O zamana kadar, ışığa ve ayrıntılara daha duyarlı olan yeni bir işleme, kuru plaka fotoğrafçılığına erişebildi. Penn’de, “daha sistematik ve kapsamlı bir araştırma” olarak tanımladığı, çok çeşitli hayvanları, her şekil ve büyüklükteki kadın ve erkeği genellikle çıplak olarak fotoğrafladı. Sonuçta amaç, vücudu hareket halinde görmekti.
Hatta Thom Andersen’in (“Los Angeles Plays Itself”) erken dönem belgeseli “Eadweard Muybridge, Zoopraxographer”da (Eadweard Muybridge, Zoopraxographer) anlatıcının belirttiği gibi “erkek ve kadın çıplak binicili atlar” vardı. Muybridge’in hırslarının kapsamı hakkında daha fazla bilgi edinmek ve fotoğraflarının hayata geçtiğini görmek istiyor. (Sinema Mubi’de yayınlanıyor.)
“Hayır”da yer alan binici giyinik ve bu görüntülerin yayınlanmış bir versiyonu, fotoğrafların bir dörtnala göstermek için olduğunu gösteriyor.

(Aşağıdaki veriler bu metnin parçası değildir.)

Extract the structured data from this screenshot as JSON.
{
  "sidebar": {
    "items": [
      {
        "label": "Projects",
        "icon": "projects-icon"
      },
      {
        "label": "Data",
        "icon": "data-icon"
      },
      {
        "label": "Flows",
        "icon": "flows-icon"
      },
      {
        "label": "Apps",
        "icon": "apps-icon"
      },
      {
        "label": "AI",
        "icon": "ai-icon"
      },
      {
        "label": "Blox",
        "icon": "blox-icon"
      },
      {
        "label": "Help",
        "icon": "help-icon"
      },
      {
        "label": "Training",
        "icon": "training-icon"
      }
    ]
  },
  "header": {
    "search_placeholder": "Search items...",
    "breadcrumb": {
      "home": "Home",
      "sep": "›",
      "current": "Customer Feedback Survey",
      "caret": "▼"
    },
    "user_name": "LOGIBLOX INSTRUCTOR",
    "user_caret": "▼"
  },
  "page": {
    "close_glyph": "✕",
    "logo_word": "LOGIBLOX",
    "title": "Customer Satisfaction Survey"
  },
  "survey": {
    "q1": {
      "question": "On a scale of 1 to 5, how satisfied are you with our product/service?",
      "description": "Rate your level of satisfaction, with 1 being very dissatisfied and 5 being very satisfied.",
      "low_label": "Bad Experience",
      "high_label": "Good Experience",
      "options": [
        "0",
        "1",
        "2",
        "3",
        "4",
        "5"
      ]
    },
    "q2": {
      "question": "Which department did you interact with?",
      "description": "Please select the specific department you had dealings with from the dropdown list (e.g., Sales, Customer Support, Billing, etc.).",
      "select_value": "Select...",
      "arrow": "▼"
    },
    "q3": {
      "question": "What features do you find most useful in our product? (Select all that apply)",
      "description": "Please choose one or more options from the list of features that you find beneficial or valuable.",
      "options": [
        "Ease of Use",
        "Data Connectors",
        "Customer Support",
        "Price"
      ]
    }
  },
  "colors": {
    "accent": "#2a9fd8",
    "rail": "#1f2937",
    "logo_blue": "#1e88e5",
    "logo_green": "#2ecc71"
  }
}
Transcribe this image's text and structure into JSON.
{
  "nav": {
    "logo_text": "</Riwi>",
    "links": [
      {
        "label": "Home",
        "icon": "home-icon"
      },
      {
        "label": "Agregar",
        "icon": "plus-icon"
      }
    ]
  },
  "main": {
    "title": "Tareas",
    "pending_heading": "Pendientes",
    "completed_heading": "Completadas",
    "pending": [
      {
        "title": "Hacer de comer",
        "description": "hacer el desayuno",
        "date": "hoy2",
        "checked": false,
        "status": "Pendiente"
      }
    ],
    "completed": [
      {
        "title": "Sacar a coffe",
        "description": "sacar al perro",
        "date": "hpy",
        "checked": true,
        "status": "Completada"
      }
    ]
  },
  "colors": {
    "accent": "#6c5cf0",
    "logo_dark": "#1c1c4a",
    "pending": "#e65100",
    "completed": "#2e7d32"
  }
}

Altyazı bilgisi atın Annie adında safkan bir kısrak olduğunu söylüyor. Ayrıca, adımlarıyla ilgili çeşitli zamanları ve ölçümleri gösterir.
Ancak binicinin adı belirtilmemiştir. Andersen sinemasına göre bu tipiktir: Muybridge’in kataloğu “bütün atların, katırların ve köpeklerin isimlerini verir” iken, seslendirme Muybridge genellikle “insan modellerini sadece sayılarla tanımlar” diyor.
Yani “Nope”daki görüntüler tam anlamıyla olmasa da, sinemayı doğuran at binme, onlarda gösterilen öncü aktör, hayvan avcısı ve dublör muhtemelen bilinmiyor. Muybridge’in erken sinema tarihinin anonim karakterlerinden oluşan yapıtında, diğer birçok erkek sporcunun, ev işlerini ve çocukları taklit eden kadınların yanında oturuyor.